In article <199701140755.CAA04514@mail.intercon.com>,
Amanda Walker <amanda@intercon.com> wrote:
> (a) Server sends 8-byte challenge to client
> 
> (b) Client sends Microsoft NT authentication response to the server
>     (take the password in Unicode form, do an MD4 hash, pad with 0s to 21
>     bytes, split into 3 7-byte groups, use these as DES keys to encrypt
>     the challenge three times, send the 24-byte result as the response).
> 
> (c) If authentication fails, close the connection.
> 
> (d) If authentication succeeds, all subsequent traffic is enccrypted with
>     DES in CFB mode.  Until April :), the DES key used is taken from the
>     first 7 bytes of the MD4 hash of the password (after April, we expect
>     to switch to Diffie-Hellman key exchange first, followed by a revised
>     authentication handshake).

Some weaknesses:

- It doesn't resist dictionary attacks (no salt) when the attacker can make
    one active probe (forge a fixed challenge and get the client's response).

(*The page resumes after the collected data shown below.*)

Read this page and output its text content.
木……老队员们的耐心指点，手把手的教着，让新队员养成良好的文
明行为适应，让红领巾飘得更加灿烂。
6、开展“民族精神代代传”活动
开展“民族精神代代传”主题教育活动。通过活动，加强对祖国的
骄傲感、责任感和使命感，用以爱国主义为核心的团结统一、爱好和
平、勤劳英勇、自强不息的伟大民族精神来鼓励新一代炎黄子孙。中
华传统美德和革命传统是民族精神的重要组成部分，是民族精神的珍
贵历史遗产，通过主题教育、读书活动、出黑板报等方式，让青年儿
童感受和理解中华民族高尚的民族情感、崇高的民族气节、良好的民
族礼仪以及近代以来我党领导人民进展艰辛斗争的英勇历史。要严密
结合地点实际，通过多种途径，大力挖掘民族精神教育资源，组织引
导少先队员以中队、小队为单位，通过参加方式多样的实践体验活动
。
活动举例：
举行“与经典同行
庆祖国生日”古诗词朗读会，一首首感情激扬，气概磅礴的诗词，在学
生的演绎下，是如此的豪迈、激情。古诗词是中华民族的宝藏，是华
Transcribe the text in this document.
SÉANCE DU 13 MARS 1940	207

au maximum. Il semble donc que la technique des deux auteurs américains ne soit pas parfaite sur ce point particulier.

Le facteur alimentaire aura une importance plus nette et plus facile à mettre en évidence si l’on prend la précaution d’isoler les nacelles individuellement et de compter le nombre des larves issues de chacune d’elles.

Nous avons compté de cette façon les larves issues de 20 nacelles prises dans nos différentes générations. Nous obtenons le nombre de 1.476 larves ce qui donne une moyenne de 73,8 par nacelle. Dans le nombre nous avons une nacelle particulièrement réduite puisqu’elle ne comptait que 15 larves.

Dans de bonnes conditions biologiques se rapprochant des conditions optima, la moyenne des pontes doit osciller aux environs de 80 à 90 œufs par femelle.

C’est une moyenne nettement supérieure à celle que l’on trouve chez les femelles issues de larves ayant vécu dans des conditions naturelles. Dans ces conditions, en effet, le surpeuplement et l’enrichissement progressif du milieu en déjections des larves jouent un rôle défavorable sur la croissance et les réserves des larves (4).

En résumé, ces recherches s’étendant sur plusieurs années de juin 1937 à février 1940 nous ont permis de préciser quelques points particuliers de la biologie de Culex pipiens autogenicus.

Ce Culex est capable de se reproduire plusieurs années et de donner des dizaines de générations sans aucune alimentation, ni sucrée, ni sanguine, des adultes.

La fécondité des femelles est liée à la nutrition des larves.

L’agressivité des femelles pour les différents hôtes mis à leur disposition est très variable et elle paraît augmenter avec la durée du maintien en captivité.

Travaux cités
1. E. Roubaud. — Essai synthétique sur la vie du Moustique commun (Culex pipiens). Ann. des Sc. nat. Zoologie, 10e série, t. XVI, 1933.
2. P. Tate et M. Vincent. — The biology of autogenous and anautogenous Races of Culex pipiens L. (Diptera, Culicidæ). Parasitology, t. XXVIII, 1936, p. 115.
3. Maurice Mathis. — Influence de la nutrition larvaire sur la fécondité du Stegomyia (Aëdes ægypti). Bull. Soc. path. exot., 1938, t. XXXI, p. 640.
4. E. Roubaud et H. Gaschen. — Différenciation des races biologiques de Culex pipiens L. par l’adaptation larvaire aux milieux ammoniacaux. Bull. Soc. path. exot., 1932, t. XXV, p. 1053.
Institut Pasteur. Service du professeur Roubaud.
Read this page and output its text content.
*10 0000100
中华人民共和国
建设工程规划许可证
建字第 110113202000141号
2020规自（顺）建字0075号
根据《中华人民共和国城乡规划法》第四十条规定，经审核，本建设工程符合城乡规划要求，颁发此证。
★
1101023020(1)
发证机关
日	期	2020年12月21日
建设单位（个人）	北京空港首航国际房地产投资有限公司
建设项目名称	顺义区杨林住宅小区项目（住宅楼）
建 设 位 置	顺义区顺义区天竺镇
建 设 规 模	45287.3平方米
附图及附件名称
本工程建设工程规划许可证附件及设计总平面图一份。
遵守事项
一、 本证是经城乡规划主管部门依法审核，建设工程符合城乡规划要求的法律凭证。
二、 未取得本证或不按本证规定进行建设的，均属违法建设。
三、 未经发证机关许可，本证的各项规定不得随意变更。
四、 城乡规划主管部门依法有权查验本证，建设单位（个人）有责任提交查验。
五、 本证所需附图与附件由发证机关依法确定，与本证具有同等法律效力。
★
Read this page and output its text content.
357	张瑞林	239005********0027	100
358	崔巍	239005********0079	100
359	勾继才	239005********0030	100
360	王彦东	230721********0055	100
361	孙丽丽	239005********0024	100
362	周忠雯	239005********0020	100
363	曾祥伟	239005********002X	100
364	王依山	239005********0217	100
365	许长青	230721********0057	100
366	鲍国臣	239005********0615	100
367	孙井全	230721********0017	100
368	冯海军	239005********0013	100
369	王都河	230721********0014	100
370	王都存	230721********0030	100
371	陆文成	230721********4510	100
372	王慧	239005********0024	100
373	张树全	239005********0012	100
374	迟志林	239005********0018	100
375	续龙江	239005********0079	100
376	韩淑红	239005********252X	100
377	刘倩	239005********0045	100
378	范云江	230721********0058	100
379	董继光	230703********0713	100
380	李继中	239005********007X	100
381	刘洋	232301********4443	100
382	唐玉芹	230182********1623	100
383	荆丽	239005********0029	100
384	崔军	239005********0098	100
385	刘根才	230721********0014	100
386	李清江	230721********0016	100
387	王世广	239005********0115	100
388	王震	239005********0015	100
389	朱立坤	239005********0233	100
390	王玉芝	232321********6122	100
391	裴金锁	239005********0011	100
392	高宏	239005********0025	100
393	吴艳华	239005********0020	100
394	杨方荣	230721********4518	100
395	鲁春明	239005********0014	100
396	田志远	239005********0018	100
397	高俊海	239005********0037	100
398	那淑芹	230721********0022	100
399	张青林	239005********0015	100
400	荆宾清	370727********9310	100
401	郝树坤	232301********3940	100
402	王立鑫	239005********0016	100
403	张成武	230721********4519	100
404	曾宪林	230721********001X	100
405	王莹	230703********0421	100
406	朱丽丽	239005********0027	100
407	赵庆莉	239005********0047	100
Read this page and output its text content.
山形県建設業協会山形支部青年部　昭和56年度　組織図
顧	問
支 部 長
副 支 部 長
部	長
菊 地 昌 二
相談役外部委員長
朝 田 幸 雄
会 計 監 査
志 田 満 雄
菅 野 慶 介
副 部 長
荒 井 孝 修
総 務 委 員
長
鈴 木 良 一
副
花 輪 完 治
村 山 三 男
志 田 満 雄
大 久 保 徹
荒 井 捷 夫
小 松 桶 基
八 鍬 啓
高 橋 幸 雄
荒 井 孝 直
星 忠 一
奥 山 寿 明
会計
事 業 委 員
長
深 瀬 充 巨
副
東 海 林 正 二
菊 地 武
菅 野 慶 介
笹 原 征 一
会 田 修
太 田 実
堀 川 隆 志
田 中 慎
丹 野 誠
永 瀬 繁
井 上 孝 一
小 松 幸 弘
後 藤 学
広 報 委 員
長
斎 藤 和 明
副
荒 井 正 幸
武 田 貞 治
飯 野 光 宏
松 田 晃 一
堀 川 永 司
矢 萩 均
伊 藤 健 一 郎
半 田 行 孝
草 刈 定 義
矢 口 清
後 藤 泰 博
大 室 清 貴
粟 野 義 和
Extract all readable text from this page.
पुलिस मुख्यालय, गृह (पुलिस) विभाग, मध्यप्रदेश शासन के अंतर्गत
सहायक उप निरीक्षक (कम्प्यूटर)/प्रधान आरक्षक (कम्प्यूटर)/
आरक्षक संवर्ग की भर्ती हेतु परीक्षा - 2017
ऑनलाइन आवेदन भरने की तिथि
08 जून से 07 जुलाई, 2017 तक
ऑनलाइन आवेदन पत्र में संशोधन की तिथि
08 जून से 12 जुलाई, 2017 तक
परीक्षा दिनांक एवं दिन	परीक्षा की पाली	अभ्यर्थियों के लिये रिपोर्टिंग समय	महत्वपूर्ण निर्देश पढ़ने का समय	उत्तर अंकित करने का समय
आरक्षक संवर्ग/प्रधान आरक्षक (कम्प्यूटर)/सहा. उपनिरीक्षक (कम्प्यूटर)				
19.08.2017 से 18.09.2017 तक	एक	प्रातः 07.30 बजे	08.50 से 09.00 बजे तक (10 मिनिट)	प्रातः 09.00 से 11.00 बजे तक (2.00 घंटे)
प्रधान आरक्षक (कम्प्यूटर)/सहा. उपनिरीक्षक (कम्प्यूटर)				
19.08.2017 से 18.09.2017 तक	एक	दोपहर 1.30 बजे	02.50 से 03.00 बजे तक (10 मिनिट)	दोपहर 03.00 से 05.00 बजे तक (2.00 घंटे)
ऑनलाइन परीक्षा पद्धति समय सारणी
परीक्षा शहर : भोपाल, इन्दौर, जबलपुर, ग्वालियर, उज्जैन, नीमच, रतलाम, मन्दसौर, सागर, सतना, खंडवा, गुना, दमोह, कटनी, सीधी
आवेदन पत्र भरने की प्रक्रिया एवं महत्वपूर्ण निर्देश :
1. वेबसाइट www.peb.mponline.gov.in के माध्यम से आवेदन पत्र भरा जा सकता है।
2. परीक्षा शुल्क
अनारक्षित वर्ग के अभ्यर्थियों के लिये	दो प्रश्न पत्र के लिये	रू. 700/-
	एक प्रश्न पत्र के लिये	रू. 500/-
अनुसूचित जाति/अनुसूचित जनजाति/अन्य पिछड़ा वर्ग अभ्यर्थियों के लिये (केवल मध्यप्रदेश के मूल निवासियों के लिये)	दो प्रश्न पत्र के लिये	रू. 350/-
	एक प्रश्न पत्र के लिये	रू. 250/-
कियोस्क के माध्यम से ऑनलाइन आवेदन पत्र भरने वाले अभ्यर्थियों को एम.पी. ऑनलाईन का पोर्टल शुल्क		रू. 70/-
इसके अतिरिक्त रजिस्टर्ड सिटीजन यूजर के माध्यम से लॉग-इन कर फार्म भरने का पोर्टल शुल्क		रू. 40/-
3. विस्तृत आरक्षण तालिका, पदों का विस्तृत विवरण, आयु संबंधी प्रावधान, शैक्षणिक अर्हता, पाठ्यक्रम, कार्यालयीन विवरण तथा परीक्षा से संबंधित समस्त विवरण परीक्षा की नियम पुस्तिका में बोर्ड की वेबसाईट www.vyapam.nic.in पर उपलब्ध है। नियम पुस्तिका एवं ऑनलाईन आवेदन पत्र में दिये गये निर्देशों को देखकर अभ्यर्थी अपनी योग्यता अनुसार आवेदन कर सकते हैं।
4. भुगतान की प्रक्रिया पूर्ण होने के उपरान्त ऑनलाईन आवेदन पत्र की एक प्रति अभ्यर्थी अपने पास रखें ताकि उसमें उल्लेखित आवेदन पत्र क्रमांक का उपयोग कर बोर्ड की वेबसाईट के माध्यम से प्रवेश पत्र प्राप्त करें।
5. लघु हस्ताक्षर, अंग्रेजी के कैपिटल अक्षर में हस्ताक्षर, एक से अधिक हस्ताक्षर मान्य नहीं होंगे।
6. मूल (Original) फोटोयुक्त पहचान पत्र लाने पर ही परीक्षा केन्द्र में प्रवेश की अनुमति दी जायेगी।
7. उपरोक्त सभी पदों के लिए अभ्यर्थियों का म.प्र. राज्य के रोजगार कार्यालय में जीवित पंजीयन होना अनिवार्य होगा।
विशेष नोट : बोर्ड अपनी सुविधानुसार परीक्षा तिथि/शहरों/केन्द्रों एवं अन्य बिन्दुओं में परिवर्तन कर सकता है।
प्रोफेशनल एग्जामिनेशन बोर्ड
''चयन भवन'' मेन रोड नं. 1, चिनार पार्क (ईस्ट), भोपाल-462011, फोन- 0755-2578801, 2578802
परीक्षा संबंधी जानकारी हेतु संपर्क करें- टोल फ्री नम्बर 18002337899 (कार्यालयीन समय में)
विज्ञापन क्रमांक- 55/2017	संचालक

- It doesn't stop replay attacks (replay a fixed challenge, now the same DES
    key is used, so replay DES-encrypted session data).
- DES-encryption doesn't provide message authentication against active
    attacks; use a MAC too.
- You should use independent DES keys for each direction of the connection.
- Also the DES encryption key doesn't change for each connection.  It should.